Pur se con modalità diverse e con capacità di pressione diverse gli integralisti islamici e quelli cristiani vanno a braccetto in molte occasioni e lavorano insieme su piattaforme comuni. Le dichiarazioni, nel novembre 2008, dell’allora presidente dell’Onu, il cattolico nicaraguese Miguel D’Escoto, a favore di iniziative legislative contro la diffamazione della religione, rientrano perfettamente in tale contesto.
Diverso è il discorso dei gruppi ebraici e sionisti. Questo, in primo luogo, perché la capacità di influenza di tali gruppi a livello delle Nazioni Unite è minimo. La restrizione dei diritti delle donne o, più in generale, dei diritti umani, non è un campo di azione in cui operano le associazioni legate alle lobby ebraiche e sioniste. La prima preoccupazione che anima i loro interventi è legata alla difesa di Israele che si trova, praticamente sempre, posto sotto attacco e condannato a più riprese dai vari enti dell’Onu. I gruppi ebraici e sionisti dedicano tutta la loro energia alla causa di Israele e non paiono interessati a far parte di lobby internazionali con i gruppi di integralisti cristiani ed islamici. Inoltre le posizioni ebraiche sulle tematiche oggetto di attacchi da parte dei cristiani e dei musulmani sono decisamente più progressiste, con l’eccezione delle comunità ultraortodosse, il cui peso, fuori da Israele, è però irrilevante.
Da parte della Chiesa cattolica pare esserci una malcelata invidia nei confronti dei leader islamici che riescono ad avere più peso ed a ottenere più risultati nell’imposizione del modello di società da essi promosso. A suscitare reazioni indignate e appelli al boicottaggio da parte delle gerarchie vaticane e delle organizzazioni cattoliche conservatrici, in mancanza della possibilità concreta della censura, sono finite anche opere di espressione artistica come è stato il caso dei recenti film Angeli e demoni e Il codice da Vinci.
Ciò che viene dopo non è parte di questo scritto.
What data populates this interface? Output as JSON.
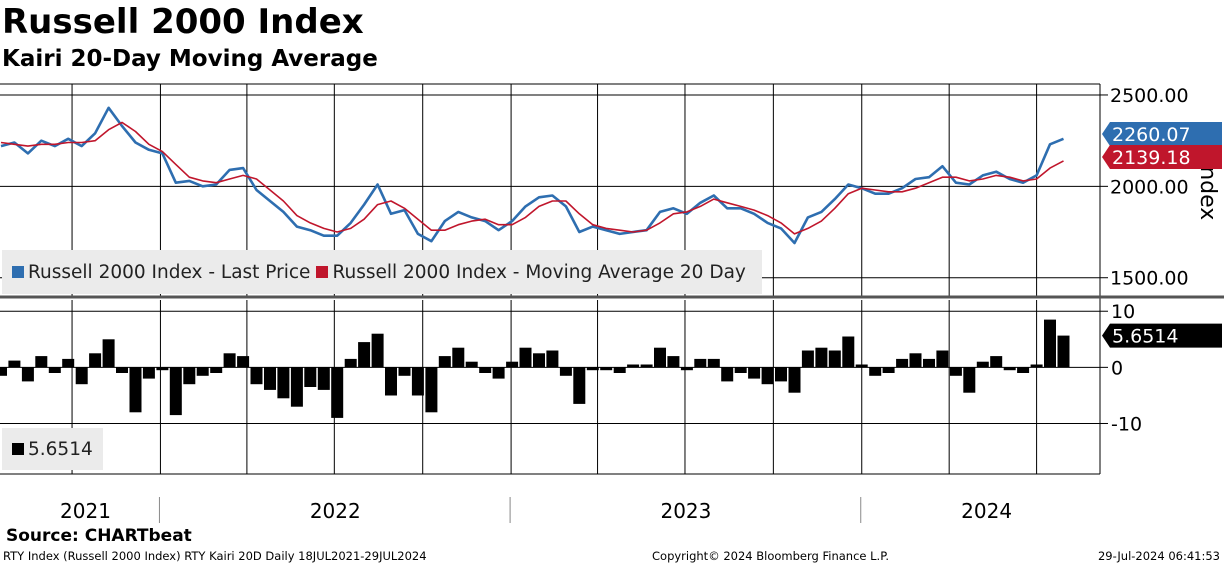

La Chiesa cattolica si trova però a confrontarsi con società secolarizzate, con stati di diritto che vantano una forte giurisprudenza in termini della libertà di espressione artistica e di pensiero e con un’opinione pubblica generalmente ostile a forme di censura. Nelle nazioni islamiche questa resistenza alle pressioni degli integralisti religiosi è pressocchè inesistente. Molti governi di nazioni islamiche preferiscono cedere alla pressione dei fondamentalisti islamici nella speranza di avere meno atti di terrorismo al proprio interno. Le personalità ed i gruppi di musulmani progressisti o laici che agiscono nei Paesi occidentali si trovano ad agire con difficoltà, non solo perché i loro leader sono spesso minacciati ma perché si trovano a dover fronteggiare, oltre che i leader conservatori islamici, anche una parte dei governanti e dell’opinione pubblica, ancora soggiogata dal relativismo culturale. La voce dei musulmani progressisti o laici rimane una fonte importante di resistenza nei confronti degli attacchi alla libertà di stampa e di parola provenienti dai fondamentalisti islamici. Costoro sono animati dal desiderio di imporre le leggi e l’ordinamento sociale derivante dalla sharia che devono primeggiare sulle legislazioni che traggono la loro ispirazione dalla separazione tra la sfera religiosa e quella politica.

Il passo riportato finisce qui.